Yoram Schweitzer is an Israeli intelligence official who is a senior research fellow at Israel's Institute for National Security Studies (INSS) and is director of the institute's Research Program: Terrorism and Low-Intensity Conflict.

During 2017, Schweitzer was to be a visiting fellow at the Center for American Progress. Formerly, he served as a senior Military Intelligence officer and private consultant to the Office of the Prime Minister of Israel.
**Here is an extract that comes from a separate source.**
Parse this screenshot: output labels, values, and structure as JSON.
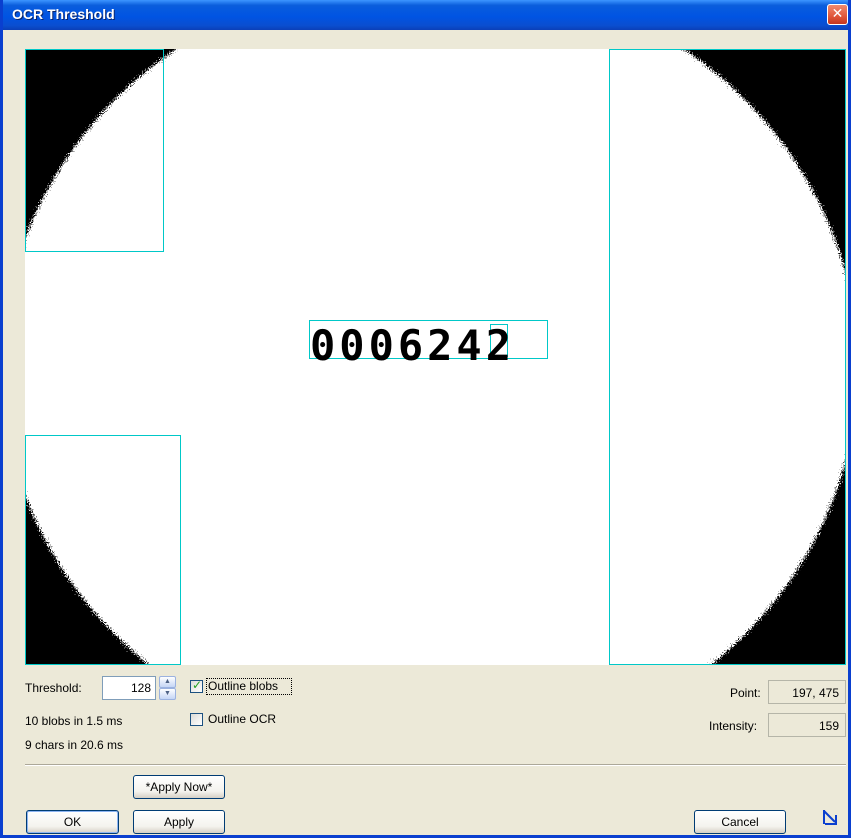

Schweitzer's areas of research include the Salafi Jihadi “camp” including The Islamic State (Daesh) and its subjected partners; Al Qaeda and its affiliates; Hezbollah; and Palestinian terror groups. He is an authority on terror related topics, including suicide bombings in which he conducted a project interviewing attempted suicide bombers and their dispatchers.

==Biography==
From 1987 to 1998, Schweitzer intermittently headed the International Terrorism Section of the Israeli Defense Force's Military Intelligence Directorate. During these years, he also served as a ranking member of the Israeli prime minister's MIA task force. Subsequently, Schweitzer served both as the director of education at Herzliya's Institute for Counter-Terrorism, and as a private consultant to the Prime Minister's office on matters of counter-terrorism. In 2003 he joined the INSS, then the Jaffe Center for Strategic Studies. . Schweitzer holds the rank of lieutenant colonel (Lt-Col) in the IDF, and continues to serve in the IDF's reserve forces in his field of expertise.

==Current research==
Schweitzer is currently researching and publishing in the following areas:

Salafiya Jihadia: . Schweitzer is analyzing the brand of global terrorism launched by groups adhering to this belief and its attendant ideology.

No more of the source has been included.